港町から廻る戦国時代。そこに生きた人々、取引された商品も紹介します。

中村 彦太郎 なかむら ひこたろう

 黒川隆尚(宗像正氏)家臣。天文十年(1541)正月の厳島鳥居沖の海戦で活躍した。

友田興藤の蜂起

 天文十年(1541)正月十二日、元厳島神主・友田興藤大内氏に叛旗をひるがえして蜂起。厳島は興藤方に占拠され、「興家三家」(能島・来島・因島の村上氏)の海賊衆も興藤に加勢するため厳島に集まった。

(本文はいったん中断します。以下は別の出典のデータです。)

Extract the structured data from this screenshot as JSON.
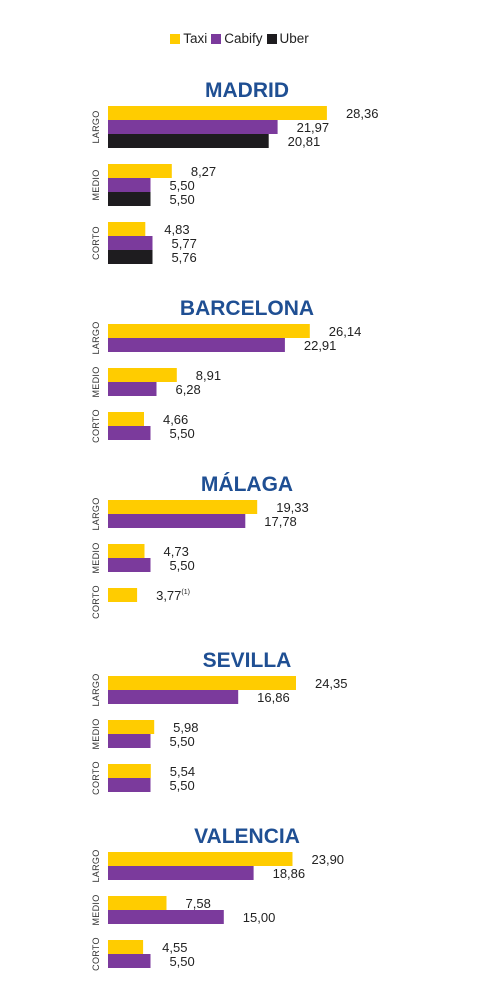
{
  "legend": [
    {
      "name": "Taxi",
      "color": "#ffcc00"
    },
    {
      "name": "Cabify",
      "color": "#7b3a9c"
    },
    {
      "name": "Uber",
      "color": "#1e1c1f"
    }
  ],
  "chart_data": {
    "type": "bar",
    "orientation": "horizontal",
    "series": [
      "Taxi",
      "Cabify",
      "Uber"
    ],
    "cities": [
      {
        "name": "MADRID",
        "groups": [
          {
            "label": "LARGO",
            "bars": [
              {
                "series": "Taxi",
                "value": 28.36,
                "label": "28,36"
              },
              {
                "series": "Cabify",
                "value": 21.97,
                "label": "21,97"
              },
              {
                "series": "Uber",
                "value": 20.81,
                "label": "20,81"
              }
            ]
          },
          {
            "label": "MEDIO",
            "bars": [
              {
                "series": "Taxi",
                "value": 8.27,
                "label": "8,27"
              },
              {
                "series": "Cabify",
                "value": 5.5,
                "label": "5,50"
              },
              {
                "series": "Uber",
                "value": 5.5,
                "label": "5,50"
              }
            ]
          },
          {
            "label": "CORTO",
            "bars": [
              {
                "series": "Taxi",
                "value": 4.83,
                "label": "4,83"
              },
              {
                "series": "Cabify",
                "value": 5.77,
                "label": "5,77"
              },
              {
                "series": "Uber",
                "value": 5.76,
                "label": "5,76"
              }
            ]
          }
        ]
      },
      {
        "name": "BARCELONA",
        "groups": [
          {
            "label": "LARGO",
            "bars": [
              {
                "series": "Taxi",
                "value": 26.14,
                "label": "26,14"
              },
              {
                "series": "Cabify",
                "value": 22.91,
                "label": "22,91"
              }
            ]
          },
          {
            "label": "MEDIO",
            "bars": [
              {
                "series": "Taxi",
                "value": 8.91,
                "label": "8,91"
              },
              {
                "series": "Cabify",
                "value": 6.28,
                "label": "6,28"
              }
            ]
          },
          {
            "label": "CORTO",
            "bars": [
              {
                "series": "Taxi",
                "value": 4.66,
                "label": "4,66"
              },
              {
                "series": "Cabify",
                "value": 5.5,
                "label": "5,50"
              }
            ]
          }
        ]
      },
      {
        "name": "MÁLAGA",
        "groups": [
          {
            "label": "LARGO",
            "bars": [
              {
                "series": "Taxi",
                "value": 19.33,
                "label": "19,33"
              },
              {
                "series": "Cabify",
                "value": 17.78,
                "label": "17,78"
              }
            ]
          },
          {
            "label": "MEDIO",
            "bars": [
              {
                "series": "Taxi",
                "value": 4.73,
                "label": "4,73"
              },
              {
                "series": "Cabify",
                "value": 5.5,
                "label": "5,50"
              }
            ]
          },
          {
            "label": "CORTO",
            "bars": [
              {
                "series": "Taxi",
                "value": 3.77,
                "label": "3,77",
                "sup": "(1)"
              }
            ]
          }
        ]
      },
      {
        "name": "SEVILLA",
        "groups": [
          {
            "label": "LARGO",
            "bars": [
              {
                "series": "Taxi",
                "value": 24.35,
                "label": "24,35"
              },
              {
                "series": "Cabify",
                "value": 16.86,
                "label": "16,86"
              }
            ]
          },
          {
            "label": "MEDIO",
            "bars": [
              {
                "series": "Taxi",
                "value": 5.98,
                "label": "5,98"
              },
              {
                "series": "Cabify",
                "value": 5.5,
                "label": "5,50"
              }
            ]
          },
          {
            "label": "CORTO",
            "bars": [
              {
                "series": "Taxi",
                "value": 5.54,
                "label": "5,54"
              },
              {
                "series": "Cabify",
                "value": 5.5,
                "label": "5,50"
              }
            ]
          }
        ]
      },
      {
        "name": "VALENCIA",
        "groups": [
          {
            "label": "LARGO",
            "bars": [
              {
                "series": "Taxi",
                "value": 23.9,
                "label": "23,90"
              },
              {
                "series": "Cabify",
                "value": 18.86,
                "label": "18,86"
              }
            ]
          },
          {
            "label": "MEDIO",
            "bars": [
              {
                "series": "Taxi",
                "value": 7.58,
                "label": "7,58"
              },
              {
                "series": "Cabify",
                "value": 15.0,
                "label": "15,00"
              }
            ]
          },
          {
            "label": "CORTO",
            "bars": [
              {
                "series": "Taxi",
                "value": 4.55,
                "label": "4,55"
              },
              {
                "series": "Cabify",
                "value": 5.5,
                "label": "5,50"
              }
            ]
          }
        ]
      }
    ]
  }
}
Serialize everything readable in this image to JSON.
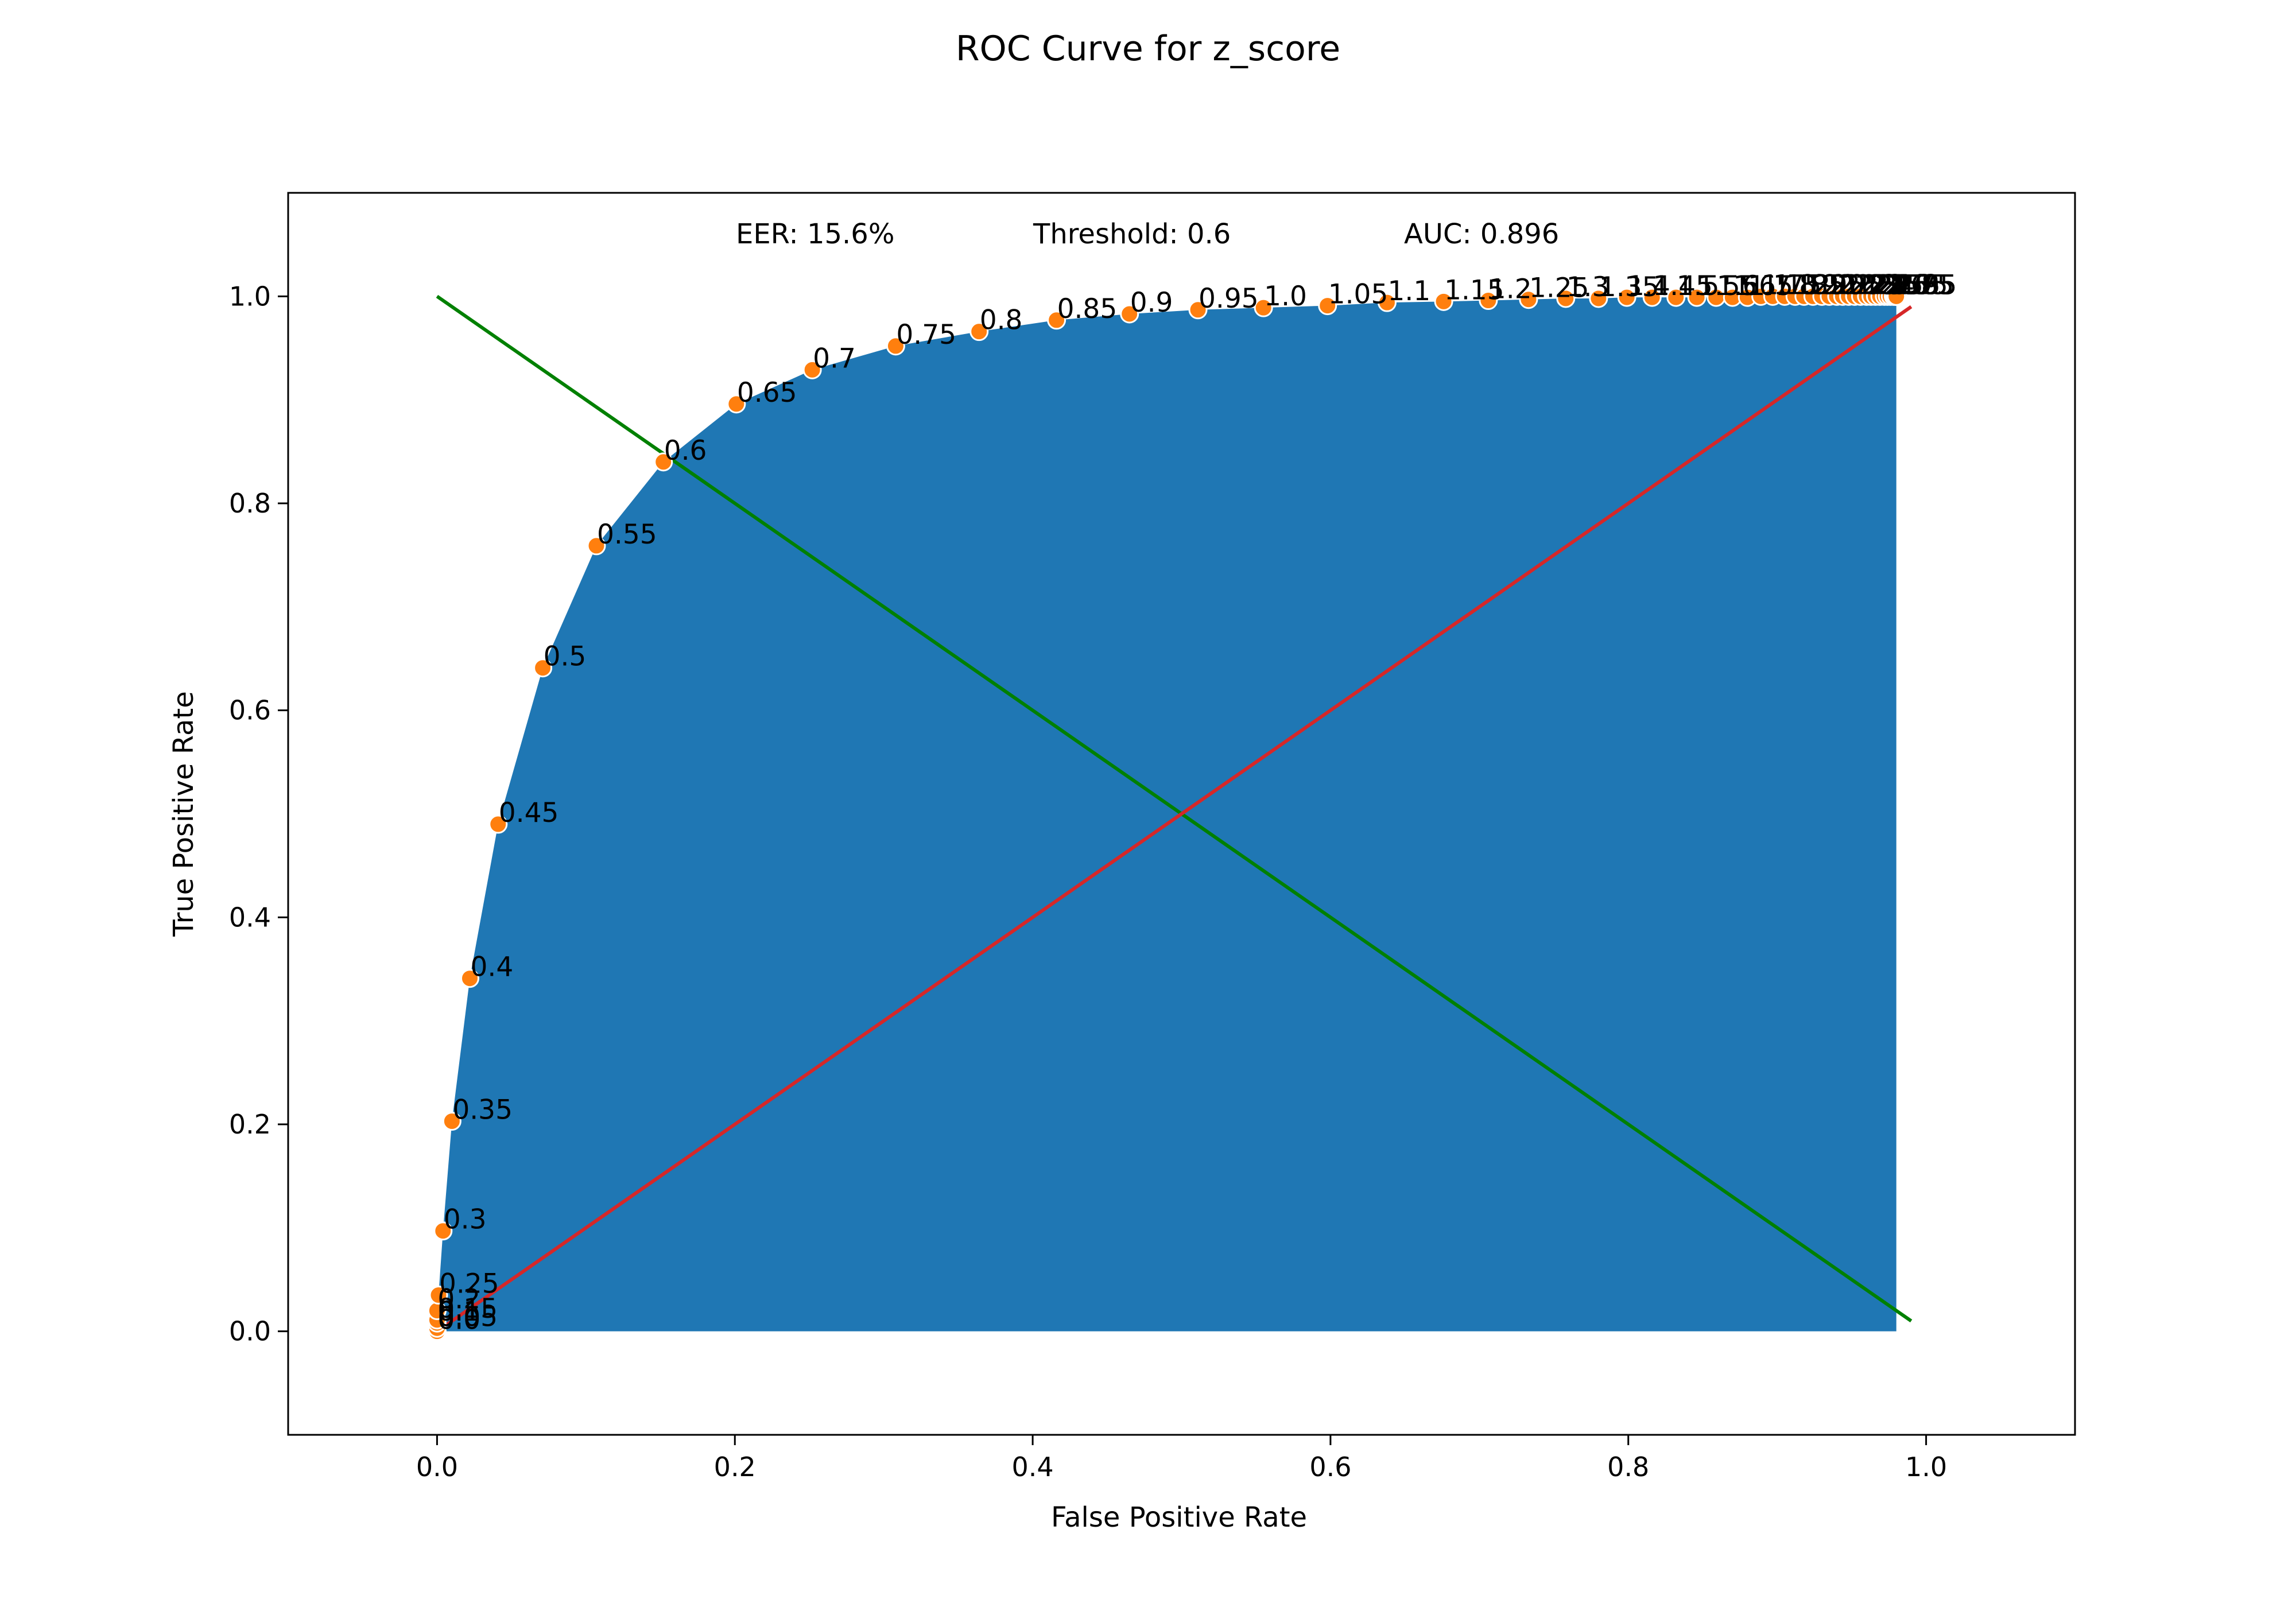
{
  "chart_data": {
    "type": "area",
    "title": "ROC Curve for z_score",
    "xlabel": "False Positive Rate",
    "ylabel": "True Positive Rate",
    "xlim": [
      -0.1,
      1.1
    ],
    "ylim": [
      -0.1,
      1.1
    ],
    "xticks": [
      "0.0",
      "0.2",
      "0.4",
      "0.6",
      "0.8",
      "1.0"
    ],
    "yticks": [
      "0.0",
      "0.2",
      "0.4",
      "0.6",
      "0.8",
      "1.0"
    ],
    "grid": false,
    "annotations": {
      "eer": "EER: 15.6%",
      "threshold": "Threshold: 0.6",
      "auc": "AUC: 0.896"
    },
    "colors": {
      "fill": "#1f77b4",
      "points": "#ff7f0e",
      "eer_line": "#008000",
      "diagonal": "#d62728"
    },
    "lines": [
      {
        "color": "#008000",
        "x": [
          0.0,
          0.99
        ],
        "y": [
          1.0,
          0.01
        ]
      },
      {
        "color": "#d62728",
        "x": [
          0.0,
          0.99
        ],
        "y": [
          0.0,
          0.99
        ]
      }
    ],
    "roc_points": [
      {
        "label": "0.0",
        "x": 0.0,
        "y": 0.0
      },
      {
        "label": "0.05",
        "x": 0.0,
        "y": 0.003
      },
      {
        "label": "0.1",
        "x": 0.0,
        "y": 0.008
      },
      {
        "label": "0.15",
        "x": 0.0,
        "y": 0.011
      },
      {
        "label": "0.2",
        "x": 0.0,
        "y": 0.02
      },
      {
        "label": "0.25",
        "x": 0.001,
        "y": 0.035
      },
      {
        "label": "0.3",
        "x": 0.004,
        "y": 0.097
      },
      {
        "label": "0.35",
        "x": 0.01,
        "y": 0.203
      },
      {
        "label": "0.4",
        "x": 0.022,
        "y": 0.341
      },
      {
        "label": "0.45",
        "x": 0.041,
        "y": 0.49
      },
      {
        "label": "0.5",
        "x": 0.071,
        "y": 0.641
      },
      {
        "label": "0.55",
        "x": 0.107,
        "y": 0.759
      },
      {
        "label": "0.6",
        "x": 0.152,
        "y": 0.84
      },
      {
        "label": "0.65",
        "x": 0.201,
        "y": 0.896
      },
      {
        "label": "0.7",
        "x": 0.252,
        "y": 0.929
      },
      {
        "label": "0.75",
        "x": 0.308,
        "y": 0.952
      },
      {
        "label": "0.8",
        "x": 0.364,
        "y": 0.966
      },
      {
        "label": "0.85",
        "x": 0.416,
        "y": 0.977
      },
      {
        "label": "0.9",
        "x": 0.465,
        "y": 0.983
      },
      {
        "label": "0.95",
        "x": 0.511,
        "y": 0.987
      },
      {
        "label": "1.0",
        "x": 0.555,
        "y": 0.989
      },
      {
        "label": "1.05",
        "x": 0.598,
        "y": 0.991
      },
      {
        "label": "1.1",
        "x": 0.638,
        "y": 0.994
      },
      {
        "label": "1.15",
        "x": 0.676,
        "y": 0.995
      },
      {
        "label": "1.2",
        "x": 0.706,
        "y": 0.996
      },
      {
        "label": "1.25",
        "x": 0.733,
        "y": 0.997
      },
      {
        "label": "1.3",
        "x": 0.758,
        "y": 0.998
      },
      {
        "label": "1.35",
        "x": 0.78,
        "y": 0.998
      },
      {
        "label": "1.4",
        "x": 0.799,
        "y": 0.999
      },
      {
        "label": "1.45",
        "x": 0.816,
        "y": 0.999
      },
      {
        "label": "1.5",
        "x": 0.832,
        "y": 0.999
      },
      {
        "label": "1.55",
        "x": 0.846,
        "y": 0.999
      },
      {
        "label": "1.6",
        "x": 0.859,
        "y": 0.999
      },
      {
        "label": "1.65",
        "x": 0.87,
        "y": 0.999
      },
      {
        "label": "1.7",
        "x": 0.88,
        "y": 0.999
      },
      {
        "label": "1.75",
        "x": 0.889,
        "y": 1.0
      },
      {
        "label": "1.8",
        "x": 0.897,
        "y": 1.0
      },
      {
        "label": "1.85",
        "x": 0.905,
        "y": 1.0
      },
      {
        "label": "1.9",
        "x": 0.912,
        "y": 1.0
      },
      {
        "label": "1.95",
        "x": 0.918,
        "y": 1.0
      },
      {
        "label": "2.0",
        "x": 0.924,
        "y": 1.0
      },
      {
        "label": "2.05",
        "x": 0.93,
        "y": 1.0
      },
      {
        "label": "2.1",
        "x": 0.935,
        "y": 1.0
      },
      {
        "label": "2.15",
        "x": 0.94,
        "y": 1.0
      },
      {
        "label": "2.2",
        "x": 0.944,
        "y": 1.0
      },
      {
        "label": "2.25",
        "x": 0.948,
        "y": 1.0
      },
      {
        "label": "2.3",
        "x": 0.952,
        "y": 1.0
      },
      {
        "label": "2.35",
        "x": 0.956,
        "y": 1.0
      },
      {
        "label": "2.4",
        "x": 0.96,
        "y": 1.0
      },
      {
        "label": "2.45",
        "x": 0.963,
        "y": 1.0
      },
      {
        "label": "2.5",
        "x": 0.966,
        "y": 1.0
      },
      {
        "label": "2.55",
        "x": 0.969,
        "y": 1.0
      },
      {
        "label": "2.6",
        "x": 0.972,
        "y": 1.0
      },
      {
        "label": "2.65",
        "x": 0.974,
        "y": 1.0
      },
      {
        "label": "2.7",
        "x": 0.976,
        "y": 1.0
      },
      {
        "label": "2.75",
        "x": 0.978,
        "y": 1.0
      },
      {
        "label": "2.8",
        "x": 0.979,
        "y": 1.0
      },
      {
        "label": "2.85",
        "x": 0.98,
        "y": 1.0
      },
      {
        "label": "2.9",
        "x": 0.98,
        "y": 1.0
      },
      {
        "label": "2.95",
        "x": 0.98,
        "y": 1.0
      }
    ]
  }
}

 同月十五日、警固船200~300艘からなる大内警固衆が黒川隆尚に率いられて出陣。虚をつかれた村上勢は30艘余りが急いで乗船して迎撃に向かい、鳥居の沖で合戦となった(「棚守房顕覚書」)。

黒川隆尚の感状

 数で勝る大内警固衆は村上海賊衆を圧倒し、村上勢は退却。彦太郎は船中で左手に傷を負いながらも能く矢を射かけたとして、黒川隆尚から直接感状を得ている(「吉田ツヤ文書」) 。隆尚が直接に感状を発給していること、この感状が宗像氏重臣・吉田氏に伝来していることから、彦太郎は隆尚の家臣で宗像警固衆の一員であったと推定されている。

中村氏と吉田氏

 「宗像記追考」は中村守道(天正十一年の連署状に署名がみえる)が吉田姓に改めたとしているから、彦太郎は彼の先祖かもしれない。なお、天文年間から永禄年間には鍋寿丸*1の家臣として中村尚道がおり、文書の発給等に関わっている。